福井におけるオリーブ栽培について(プロローグ)     洲浜三郎

私はハイム完成当初からの住人ですが、故あって現在は郷里である福井県でオリーブ栽培に取り組んでいます。そこでオリーブ栽培にあまり馴染みのない皆様にその一端をご紹介させて頂きます。

栽培に至る経緯と状況
北陸は西から福井、石川、富山の三県から成っています。この中の福井は西に若狭地区が、北東に越前地区があります。この越前地区の北東の東尋坊に近い九頭竜川河口に向け、海岸に沿って三里浜砂丘地があります。名の通り三里の砂浜です。
1970年に、福井県が福井新港とその周辺に工業地帯を造成することになり、農地の半分以上がこれらの事業に提供されました。1975年から農家の生業対策として残存農地を整備する土地改良が行われ、土地を平坦にして農道を整備し、また旱魃(かんばつ)対策のため揚水設備とスプリンクラーを設置する等によって、1985年には砂丘地に拘わらず潅水が可能な立派な圃場に生まれ変わりました。
元より当地は砂地で、ブランドの「三年子らっきょう」と西瓜が特産でした。これに加えて灌漑設備が整備されたお蔭で、大根が「三里浜砂丘地大根」としてブランド化されて、市場から高い評価を受けて高値で取引され農家の収益も飛躍的に改善しました。
然し、2000年代に入ると少子高齢化と就農人口の減少で、農地の不耕作地が増え徐々に荒廃が進んできました。その背景は、まずらっきょうの加工は機械化が難しくて人手によるところが多く、加工時期が米作地の農閑期に当たるため、この地区の年寄りの内職に依存していました。この為この人達の高齢化に伴って生産が減少してきました。また西瓜や大根は重量野菜として老人に敬遠される様になり、若年就農者が少なくなる中で生産が少なくなってきました。
この様な状況下にあって、不耕作地を無くし景観を回復させて地域の創生を図るために、灌漑設備を有して果樹栽培に適した砂丘地に比較的過重な労働を要しないオリーブを栽培に着目しました。その理由は、オリーブは近年食用オイルや化粧品等の健康志向の商品として人気が高いにも係らず、国産品は国内需要の1%にも満たない状況であり、今後成長産業として将来性が期待されることから栽培に取り組むことにしたものです。

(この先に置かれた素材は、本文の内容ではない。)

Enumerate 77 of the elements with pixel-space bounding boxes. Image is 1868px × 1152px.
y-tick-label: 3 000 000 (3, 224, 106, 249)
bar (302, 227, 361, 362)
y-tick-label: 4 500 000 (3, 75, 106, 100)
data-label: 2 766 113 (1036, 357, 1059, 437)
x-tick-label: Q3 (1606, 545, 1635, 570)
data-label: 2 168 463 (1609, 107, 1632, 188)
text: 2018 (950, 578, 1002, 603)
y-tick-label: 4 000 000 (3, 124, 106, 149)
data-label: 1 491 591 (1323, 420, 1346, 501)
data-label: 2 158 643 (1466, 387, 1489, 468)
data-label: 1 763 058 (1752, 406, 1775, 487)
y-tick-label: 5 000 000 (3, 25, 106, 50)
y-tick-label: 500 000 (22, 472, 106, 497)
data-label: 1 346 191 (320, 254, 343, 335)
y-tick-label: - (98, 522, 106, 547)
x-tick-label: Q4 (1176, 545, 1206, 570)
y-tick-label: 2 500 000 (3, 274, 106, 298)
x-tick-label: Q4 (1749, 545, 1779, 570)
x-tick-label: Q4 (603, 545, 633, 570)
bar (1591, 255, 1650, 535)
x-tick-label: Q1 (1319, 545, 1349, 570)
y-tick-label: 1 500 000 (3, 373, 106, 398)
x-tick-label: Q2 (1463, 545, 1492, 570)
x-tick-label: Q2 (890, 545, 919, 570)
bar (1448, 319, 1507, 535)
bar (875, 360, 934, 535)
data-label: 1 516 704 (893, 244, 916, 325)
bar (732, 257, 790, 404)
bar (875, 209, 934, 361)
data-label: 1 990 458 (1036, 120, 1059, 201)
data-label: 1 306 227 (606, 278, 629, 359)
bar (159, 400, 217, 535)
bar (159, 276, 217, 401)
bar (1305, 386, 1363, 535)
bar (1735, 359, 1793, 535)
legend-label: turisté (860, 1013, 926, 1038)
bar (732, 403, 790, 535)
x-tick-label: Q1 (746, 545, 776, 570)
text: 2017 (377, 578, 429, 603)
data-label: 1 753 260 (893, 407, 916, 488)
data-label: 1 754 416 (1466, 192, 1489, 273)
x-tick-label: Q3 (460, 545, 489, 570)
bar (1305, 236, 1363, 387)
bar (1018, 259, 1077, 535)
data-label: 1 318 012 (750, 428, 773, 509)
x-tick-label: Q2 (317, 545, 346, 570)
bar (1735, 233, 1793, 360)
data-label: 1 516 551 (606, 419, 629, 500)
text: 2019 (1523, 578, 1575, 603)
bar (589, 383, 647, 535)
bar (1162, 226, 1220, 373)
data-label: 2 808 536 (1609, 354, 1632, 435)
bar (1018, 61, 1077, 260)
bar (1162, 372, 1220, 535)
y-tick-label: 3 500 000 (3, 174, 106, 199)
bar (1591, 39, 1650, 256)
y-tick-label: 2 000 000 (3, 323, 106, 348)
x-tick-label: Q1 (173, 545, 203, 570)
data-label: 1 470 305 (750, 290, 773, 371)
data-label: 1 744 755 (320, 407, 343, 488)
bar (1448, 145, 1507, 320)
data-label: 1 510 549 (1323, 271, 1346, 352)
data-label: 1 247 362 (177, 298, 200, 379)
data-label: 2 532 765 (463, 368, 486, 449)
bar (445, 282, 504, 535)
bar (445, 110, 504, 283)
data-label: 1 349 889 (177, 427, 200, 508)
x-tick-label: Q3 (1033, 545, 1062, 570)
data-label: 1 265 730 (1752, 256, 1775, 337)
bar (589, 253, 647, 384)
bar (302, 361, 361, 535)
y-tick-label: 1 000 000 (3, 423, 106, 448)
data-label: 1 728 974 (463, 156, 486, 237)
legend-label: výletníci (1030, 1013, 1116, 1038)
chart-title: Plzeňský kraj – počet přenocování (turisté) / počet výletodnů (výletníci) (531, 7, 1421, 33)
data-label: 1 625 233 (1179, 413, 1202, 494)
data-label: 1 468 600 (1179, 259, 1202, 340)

2017年に国の地方創生推進交付金を活用して行政主導で試験栽培に取り組み、その結果を踏まえて翌年に30名の有志が集まって「三里浜オリーブ生産組合」を設立し、植樹を増やしながら栽培に取り組んでいます。
然しオリーブの木は、成木になって収穫が期待できるまでには8年程掛かるために、この間の資金や労働力の確保に苦労するため、行政の財政支援や、企業や有志の協賛金等を期待せざるを得ない状況にあります。
今年度末で、累計で約1,500本の植樹が行われ、その後毎年250本ほどを植樹して総数2,500本を栽培管理する予定で進めています。2~3年の苗木を植えていますので、来年度には搾油機を整備してオイルの搾油を徐々に始め乍ら商品化を図っていく計画です。
将来は、一帯をオリーブの観光農園にする大きな夢に向かって取り組んでいます。

本稿では、今年1年間のオリーブ栽培に関する主な活動とトピックスを、四半期毎(4、7、10、1月頃)に4回のシリーズとして紹介していきたいと思っています。